Breaking News

3 Alasan Vladimir Putin akan Temui Kim Jong Un di Korea Utara


 Jakarta, detiknews.com - Presiden Rusia Vladimir Putin akan mengunjungi Korea Utara (Korut) dan bertemu Kim Jong Un mulai hari ini. Kunjungan ini akan menjadi kali pertama bagi Putin menyambangi Pyongyang sejak 24 tahun lalu saat Kim Jong-il masih berkuasa.

Kremlin telah mengonfirmasi tentang rencana kunjungan Presiden Rusia Vladimir Putin ke Korea Utara yang diagendakan pada Selasa (18/6/2024).

Kepastian ini mengakhiri spekulasi yang berlangsung selama berbulan-bulan tentang kunjungan tersebut.

Sebelumnya, rencana kunjungan Putin ke Pyongyang diungkapkan secara resmi oleh pejabat dari Kantor Kepresidenan Korea Selatan ke wartawan saat kunjungan kenegaraan Presiden Yoon Seok-yeol ke Kazakhstan.

Ada pula laporan yang menyebutkan Pyongyang mulai melakukan persiapan guna menyambut kunjungan Presiden Putin.

Putin menerima undangan dari Kim Jong Un pada September tahun lalu, setelah mereka melakukan pertemuan puncak di Kosmodrom Vostochny, Rusia.
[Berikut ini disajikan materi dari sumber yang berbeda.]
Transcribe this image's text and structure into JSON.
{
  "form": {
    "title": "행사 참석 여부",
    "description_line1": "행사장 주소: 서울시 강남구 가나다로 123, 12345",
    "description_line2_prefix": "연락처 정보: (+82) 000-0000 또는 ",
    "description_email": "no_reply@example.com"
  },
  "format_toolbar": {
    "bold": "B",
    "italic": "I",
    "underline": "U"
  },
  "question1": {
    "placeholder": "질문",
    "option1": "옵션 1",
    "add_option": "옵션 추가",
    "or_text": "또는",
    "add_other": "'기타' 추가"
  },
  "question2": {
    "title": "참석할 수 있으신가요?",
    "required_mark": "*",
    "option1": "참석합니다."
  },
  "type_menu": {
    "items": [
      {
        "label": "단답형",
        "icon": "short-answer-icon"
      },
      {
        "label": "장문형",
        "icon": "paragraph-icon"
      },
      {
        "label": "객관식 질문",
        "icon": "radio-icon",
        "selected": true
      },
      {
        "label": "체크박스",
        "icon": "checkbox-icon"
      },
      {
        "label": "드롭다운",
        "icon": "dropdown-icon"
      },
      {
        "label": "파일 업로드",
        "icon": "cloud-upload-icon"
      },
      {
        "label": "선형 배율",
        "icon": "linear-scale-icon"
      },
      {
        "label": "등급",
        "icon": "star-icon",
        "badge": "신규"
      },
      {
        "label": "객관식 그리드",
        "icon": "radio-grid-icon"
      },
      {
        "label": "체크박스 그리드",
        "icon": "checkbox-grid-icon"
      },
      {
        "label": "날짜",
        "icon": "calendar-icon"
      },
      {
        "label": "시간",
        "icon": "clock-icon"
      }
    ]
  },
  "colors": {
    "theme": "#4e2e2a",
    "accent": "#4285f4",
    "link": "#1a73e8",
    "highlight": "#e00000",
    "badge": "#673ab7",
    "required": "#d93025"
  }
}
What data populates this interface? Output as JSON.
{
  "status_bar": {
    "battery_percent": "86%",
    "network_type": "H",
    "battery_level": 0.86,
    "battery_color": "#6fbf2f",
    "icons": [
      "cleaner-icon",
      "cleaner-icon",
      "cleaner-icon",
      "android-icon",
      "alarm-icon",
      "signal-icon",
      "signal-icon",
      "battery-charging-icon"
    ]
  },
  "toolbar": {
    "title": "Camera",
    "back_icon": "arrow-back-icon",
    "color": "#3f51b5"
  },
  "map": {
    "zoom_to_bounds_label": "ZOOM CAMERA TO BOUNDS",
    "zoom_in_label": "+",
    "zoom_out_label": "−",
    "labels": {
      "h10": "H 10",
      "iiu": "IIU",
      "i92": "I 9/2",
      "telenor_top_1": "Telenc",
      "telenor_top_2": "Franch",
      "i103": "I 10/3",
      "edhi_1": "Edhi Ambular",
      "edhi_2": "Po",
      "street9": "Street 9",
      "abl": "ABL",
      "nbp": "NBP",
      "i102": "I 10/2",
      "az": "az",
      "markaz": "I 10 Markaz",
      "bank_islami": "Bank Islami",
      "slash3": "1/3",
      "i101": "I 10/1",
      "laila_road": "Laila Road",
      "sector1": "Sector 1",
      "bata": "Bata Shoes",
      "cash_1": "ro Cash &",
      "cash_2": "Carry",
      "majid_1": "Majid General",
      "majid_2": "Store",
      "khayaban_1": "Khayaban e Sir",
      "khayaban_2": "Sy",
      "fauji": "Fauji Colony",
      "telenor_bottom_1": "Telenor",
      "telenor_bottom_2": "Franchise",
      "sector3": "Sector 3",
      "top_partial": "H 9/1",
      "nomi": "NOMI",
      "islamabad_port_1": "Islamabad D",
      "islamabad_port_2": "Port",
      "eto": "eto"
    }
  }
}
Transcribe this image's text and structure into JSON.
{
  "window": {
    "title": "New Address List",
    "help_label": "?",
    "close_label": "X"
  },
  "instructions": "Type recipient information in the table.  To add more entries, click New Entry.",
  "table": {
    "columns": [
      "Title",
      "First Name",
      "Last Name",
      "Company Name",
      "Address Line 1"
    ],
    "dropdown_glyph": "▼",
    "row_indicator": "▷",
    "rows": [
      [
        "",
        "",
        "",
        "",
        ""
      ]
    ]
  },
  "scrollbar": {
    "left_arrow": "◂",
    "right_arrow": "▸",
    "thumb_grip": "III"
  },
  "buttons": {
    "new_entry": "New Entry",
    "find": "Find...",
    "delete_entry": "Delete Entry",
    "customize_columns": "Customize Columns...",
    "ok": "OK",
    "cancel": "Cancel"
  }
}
Jika pertemuan pemimpin Korea Utara-Rusia tahun lalu itu sebagai upaya meletakkan dasar hubungan antarkedua negara, beberapa analis menilai, kunjungan kali ini akan menjadi langkah penting untuk menunjukkan kemajuan signifikan yang telah dicapai.

Dalam pertemuan di Korut ini, perhatian global tertuju pada kemungkinan peningkatan hubungan kerja sama militer Rusia-Korut, seperti pertukaran senjata dan program nuklir.

Pertemuan ini juga disebut dapat menjadi peluang memperkuat kerja sama di berbagai bidang, termasuk ekonomi, masyarakat, budaya, pertanian, dan pariwisata.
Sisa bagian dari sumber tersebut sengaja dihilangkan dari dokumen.